Расписались мы с Васей чуть позже, и сразу стали родителями, а теперь вот бабушкой и дедушкой Алешеньки, внучка нашего. Василий остался с ним дома, температурит внучок, да и Васе неможется, сердце у него больное. Мы не знаем, что будет дальше, Снежана не захотела нашей помощи, отказалась от всех светил-адвокатов, которых мы хотели позвать защищать ее, почему, доченька?

Я не знала, кто был отцом моей Снежаны, сестренка позвонила по телефону из нашего родного города, откуда я лет за 5 до того уехала в Питер, в свою, взрослую жизнь, и сообщила, что беременна, и очень хочет родить этого ребенка. Я погоревала над судьбой сестры, и решила поехать домой, а в поезде встретилась с Васей-студентом, который ехал из Питера навестить бабушку. Так и остались мы с Васей дома, Снежаночка стала нашей дочкой, а Васина бабушка – моей, очень любимой…

В детстве Снежана очень долго не начинала говорить, лет до трех она молчала, улыбалась только младенческим ротишкой, все понимала, но ничего не говорила.

Только в детском садике, куда она пошла со слезами, воспитательница ее Вера Семеновна, пожилая, добрая, уютная такая, «разговорила» доченьку, и стала она сначала лепетать, а потом говорить и песни петь про елочку.

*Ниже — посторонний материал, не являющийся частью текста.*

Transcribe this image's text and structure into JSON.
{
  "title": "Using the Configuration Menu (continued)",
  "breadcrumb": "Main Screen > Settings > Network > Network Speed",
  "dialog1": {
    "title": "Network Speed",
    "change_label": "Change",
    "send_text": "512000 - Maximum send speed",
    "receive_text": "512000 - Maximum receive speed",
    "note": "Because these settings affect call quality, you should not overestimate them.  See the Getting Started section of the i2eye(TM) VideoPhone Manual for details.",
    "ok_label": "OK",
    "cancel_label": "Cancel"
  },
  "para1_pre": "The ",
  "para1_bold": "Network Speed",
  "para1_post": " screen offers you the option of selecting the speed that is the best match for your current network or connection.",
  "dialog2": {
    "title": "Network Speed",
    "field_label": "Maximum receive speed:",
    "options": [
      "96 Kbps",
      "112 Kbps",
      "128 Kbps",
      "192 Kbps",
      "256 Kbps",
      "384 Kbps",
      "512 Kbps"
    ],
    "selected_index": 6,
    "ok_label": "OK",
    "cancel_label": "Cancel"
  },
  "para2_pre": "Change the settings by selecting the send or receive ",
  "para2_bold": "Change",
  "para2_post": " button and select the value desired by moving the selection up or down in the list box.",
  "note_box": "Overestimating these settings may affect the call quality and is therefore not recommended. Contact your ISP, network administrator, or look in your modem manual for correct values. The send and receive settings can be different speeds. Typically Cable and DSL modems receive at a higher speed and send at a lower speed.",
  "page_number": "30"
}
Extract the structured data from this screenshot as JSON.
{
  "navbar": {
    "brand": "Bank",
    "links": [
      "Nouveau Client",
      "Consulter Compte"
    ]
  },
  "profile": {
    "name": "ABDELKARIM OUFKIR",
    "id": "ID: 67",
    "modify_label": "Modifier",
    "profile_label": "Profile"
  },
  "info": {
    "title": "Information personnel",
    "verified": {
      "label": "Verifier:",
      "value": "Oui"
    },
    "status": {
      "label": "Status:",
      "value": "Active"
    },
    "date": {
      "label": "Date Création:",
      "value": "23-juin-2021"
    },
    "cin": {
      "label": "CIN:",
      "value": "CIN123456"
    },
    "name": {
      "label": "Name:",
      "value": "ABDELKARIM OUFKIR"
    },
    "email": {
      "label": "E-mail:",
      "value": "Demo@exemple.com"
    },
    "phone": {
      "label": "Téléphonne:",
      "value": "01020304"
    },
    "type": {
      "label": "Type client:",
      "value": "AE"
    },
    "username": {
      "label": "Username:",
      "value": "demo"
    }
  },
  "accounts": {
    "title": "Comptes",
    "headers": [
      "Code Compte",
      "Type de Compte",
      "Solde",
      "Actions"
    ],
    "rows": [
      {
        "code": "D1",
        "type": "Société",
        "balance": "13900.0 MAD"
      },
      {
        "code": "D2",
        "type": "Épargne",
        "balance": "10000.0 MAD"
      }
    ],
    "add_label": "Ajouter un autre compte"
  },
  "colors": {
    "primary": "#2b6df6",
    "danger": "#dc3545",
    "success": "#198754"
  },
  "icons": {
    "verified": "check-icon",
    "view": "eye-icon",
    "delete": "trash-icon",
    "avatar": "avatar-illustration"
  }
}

И теперь она молчит, как бы не вернулась к ней напасть эта, и записки никакой мне не написала…

А судья почему молчит? Собирает бумаги нервно, раскладывает их в стопочки, пишет что-то… Что же будет с доченькой моей, не верю я , что она могла убить Славку своего, любовь у них была, я это точно знаю…

- Судебное заседание откладывается!


                Исповедь четвертая. Алексей Петрович.

Месяц назад, когда я увидел эту девчушку-убийцу за решеткой судебного зала, я остолбенел в своем судейском кресле. Боже мой, такого не может быть! Лена, Леночка Иванова, девчонка из юности, смешная одноклассница, первая любовь! Надо проверить, не ее ли дочь? Хотя какая дочь? Леночки нет так давно, она ушла юной, я лишь через год узнал о том, что ее нет, из письма одноклассника Вани, тоже друга детства. Почему Ленка не приехала ко мне, ведь я звал ее, когда решил остаться после срочной службы в армии в далеком заснеженном северном городе, таком далеком от родного. Она приезжала ко мне почти в конце  службы, мы встречались в избушке у одной местной бабушки, которая от всей души поила нас молоком, мы с Ленкой играли в снежки, катались с горки в те редкие, короткие часы, на которые меня отпускали из части. И была ночь, великая ночь счастья, которого никогда больше не было, ни с одной из женщин, позже встреченных мной. Когда Лена перестала писать, я понял, что что-то изменилось в ее жизни, где мне нет больше места, и перестал ей досаждать…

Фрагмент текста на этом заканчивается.